Although the Entertainment Identifier Registry (EIDR) global unique identifier system is now widely accepted as the industry standard in many technical specifications and workflows, organizations still often need to overcome legacy technical, cultural and other challenges when seeking to implement it, according to Ben Schofield, a digital media consultant for the Entertainment Identifier Registry (EIDR).
Once EIDR is adopted by an organization, it’s tempting to think “it’s all going to be easy from here on,” but “getting to that first stage is really just the end of the beginning,” he said Jan. 30 during the presentation “EIDR Implementation: Winning Hearts and Minds” at EIDR’s annual Participant Meeting.
“Typically what we find is, when people have joined up with EIDR, you tend to get a very small group of people who’ve driven it through the organization,” he told attendees. But he said: “Then you hit technology and [some people] say, ‘Why do we need another ID? We’ve already got IDs.’ Or, ‘it’s not on our roadmap [and] we have no resources to be able to integrate this.’”
Schofield chalked some of that up to the “silo mentality within” many organizations and the fact that some of those people “don’t really understand the ecosystem picture.”
But he said: “When you’ve been involved with EIDR for a while, you understand the bigger picture. But if your job is just to get stuff out the door and today you’re using a spreadsheet to do that, you don’t really understand why it’s important. And we’ve seen implementations run into the sand, where the actual people doing the hard work – the heavy lifting – stop working, and they just say to their management, ‘It’s too difficult. I can’t use it.’”
Therefore, he said: “What we need to do here is make sure that we’re listening to them and incorporating [suggested] changes into the next generation of EIDR.” It’s also important that, when seeking to implement EIDR, “you’re aware of some of these challenges – don’t just assume that everyone’s going to see the same light at the end of the tunnel.”
Schofield pointed to ITV’s implementation experience, sharing the lessons learned in that U.K. public broadcaster overcoming the legacy technical, cultural and business case challenges within that organization. One major challenge ITV faced was the huge amount of content it had in its library to deal with, he noted, explaining: “What they’re trying to cover is quite large. If you look at it from the point of view of just data … there’s probably” more than 800,000 different pieces of content that “they think they’ve got.”
But he said: “Now when you actually look at what’s been registered” by ITV, the number is more than 100,000, according to Schofield.
There is still “quite a lot of old content that is never going to be used,” including ITV’s weather and news content, as well as soap operas from the 1970s – content that “really doesn’t have much commercial value, so why touch it?” he noted.

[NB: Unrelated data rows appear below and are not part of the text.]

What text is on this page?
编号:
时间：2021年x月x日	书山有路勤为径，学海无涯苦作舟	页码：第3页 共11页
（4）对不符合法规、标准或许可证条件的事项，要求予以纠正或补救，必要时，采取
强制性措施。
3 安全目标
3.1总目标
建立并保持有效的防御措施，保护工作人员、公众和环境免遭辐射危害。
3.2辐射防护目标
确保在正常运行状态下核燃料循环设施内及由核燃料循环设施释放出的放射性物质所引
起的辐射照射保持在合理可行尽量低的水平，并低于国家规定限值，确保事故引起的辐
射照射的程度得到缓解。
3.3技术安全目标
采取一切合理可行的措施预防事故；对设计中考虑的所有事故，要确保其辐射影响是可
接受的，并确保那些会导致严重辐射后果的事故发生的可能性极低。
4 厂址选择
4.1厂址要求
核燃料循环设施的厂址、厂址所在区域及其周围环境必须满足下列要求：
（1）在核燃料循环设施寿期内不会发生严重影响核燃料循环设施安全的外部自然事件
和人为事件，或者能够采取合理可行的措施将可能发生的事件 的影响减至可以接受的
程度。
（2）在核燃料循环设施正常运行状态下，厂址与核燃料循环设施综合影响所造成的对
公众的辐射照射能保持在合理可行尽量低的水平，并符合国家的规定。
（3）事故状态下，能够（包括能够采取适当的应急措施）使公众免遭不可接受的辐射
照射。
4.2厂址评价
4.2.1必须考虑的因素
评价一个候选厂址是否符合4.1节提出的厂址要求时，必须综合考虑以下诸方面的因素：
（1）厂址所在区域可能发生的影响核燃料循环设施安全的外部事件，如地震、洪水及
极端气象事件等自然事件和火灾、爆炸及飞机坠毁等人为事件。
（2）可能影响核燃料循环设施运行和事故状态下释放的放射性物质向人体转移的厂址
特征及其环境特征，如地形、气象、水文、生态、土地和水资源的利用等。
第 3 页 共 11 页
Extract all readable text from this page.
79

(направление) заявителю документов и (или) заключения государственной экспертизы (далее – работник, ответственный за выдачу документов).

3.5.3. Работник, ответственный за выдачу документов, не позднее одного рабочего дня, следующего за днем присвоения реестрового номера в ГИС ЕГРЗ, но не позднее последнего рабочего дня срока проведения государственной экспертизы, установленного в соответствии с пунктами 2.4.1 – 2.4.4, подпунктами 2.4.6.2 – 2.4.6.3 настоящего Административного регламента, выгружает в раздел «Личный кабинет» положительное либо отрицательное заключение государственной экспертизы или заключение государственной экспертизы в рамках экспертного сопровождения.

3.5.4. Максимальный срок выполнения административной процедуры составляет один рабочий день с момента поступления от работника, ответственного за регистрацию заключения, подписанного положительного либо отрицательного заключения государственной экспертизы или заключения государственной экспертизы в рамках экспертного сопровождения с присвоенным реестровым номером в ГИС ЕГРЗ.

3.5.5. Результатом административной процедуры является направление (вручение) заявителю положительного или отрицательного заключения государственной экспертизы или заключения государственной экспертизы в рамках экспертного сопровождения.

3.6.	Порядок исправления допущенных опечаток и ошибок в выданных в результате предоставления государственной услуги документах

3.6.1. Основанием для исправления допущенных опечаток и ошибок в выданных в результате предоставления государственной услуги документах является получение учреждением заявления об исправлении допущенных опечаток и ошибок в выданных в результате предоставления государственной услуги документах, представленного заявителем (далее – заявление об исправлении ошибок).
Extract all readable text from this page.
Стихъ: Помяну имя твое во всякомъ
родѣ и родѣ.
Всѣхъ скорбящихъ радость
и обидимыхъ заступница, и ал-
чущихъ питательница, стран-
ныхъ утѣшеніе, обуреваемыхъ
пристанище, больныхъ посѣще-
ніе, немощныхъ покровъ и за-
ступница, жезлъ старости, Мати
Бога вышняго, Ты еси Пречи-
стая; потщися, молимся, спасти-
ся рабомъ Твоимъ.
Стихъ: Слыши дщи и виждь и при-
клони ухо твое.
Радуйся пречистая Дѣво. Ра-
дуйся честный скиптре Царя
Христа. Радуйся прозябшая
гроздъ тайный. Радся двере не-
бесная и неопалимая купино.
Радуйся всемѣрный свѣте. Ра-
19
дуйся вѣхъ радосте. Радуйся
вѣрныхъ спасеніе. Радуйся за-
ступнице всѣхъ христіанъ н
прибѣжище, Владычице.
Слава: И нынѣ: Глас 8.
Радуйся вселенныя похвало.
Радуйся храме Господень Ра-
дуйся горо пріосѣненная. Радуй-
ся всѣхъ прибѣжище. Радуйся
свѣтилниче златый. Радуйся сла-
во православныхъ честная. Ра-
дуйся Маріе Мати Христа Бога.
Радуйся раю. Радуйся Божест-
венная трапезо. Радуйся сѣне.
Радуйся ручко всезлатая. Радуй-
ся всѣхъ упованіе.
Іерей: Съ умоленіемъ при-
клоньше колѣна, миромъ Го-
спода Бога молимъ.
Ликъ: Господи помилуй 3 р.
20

But if you “look at where they are in terms of their coverage, they’re probably about half-way there in terms of completeness,” he said. Films tend to be easier to register than TV shows because each program has multiple episodes and there are multiple versions of each of those episodes that are created, he pointed out.
He also pointed out it can prove futile for organizations to think they can ever overcome all their legacy data issues.
What some organizations find, meanwhile, is that some programs they’re looking to register on EIDR were already registered, he went on to say. For example, when the British Film Institute (BFI) was creating its BFI Filmography compilation of U.K. movies, “they found that about 80 percent of it” was already registered with EIDR because many of the titles were already shown on U.S. cable TV networks, he said.
Concluding the presentation, he noted that because EIDR’s staff is so small, it needs organizations using its system to “help us try and make sure that EIDR is going end to end in the ecosystem.”
In a separate announcement following EIDR’s annual Participant Meeting, the organization announced it had registered its 2 millionth title, the upcoming Hindi film “Gully Boy.”
“It took us six years to reach our first million registered titles and in just two years we have doubled that,” said EIDR executive director Will Kreth. “As our library expands internationally and more titles become registered, the IDs become more ubiquitous, and usage becomes more standardized, driving better overall value to our members and the media and entertainment ecosystem.”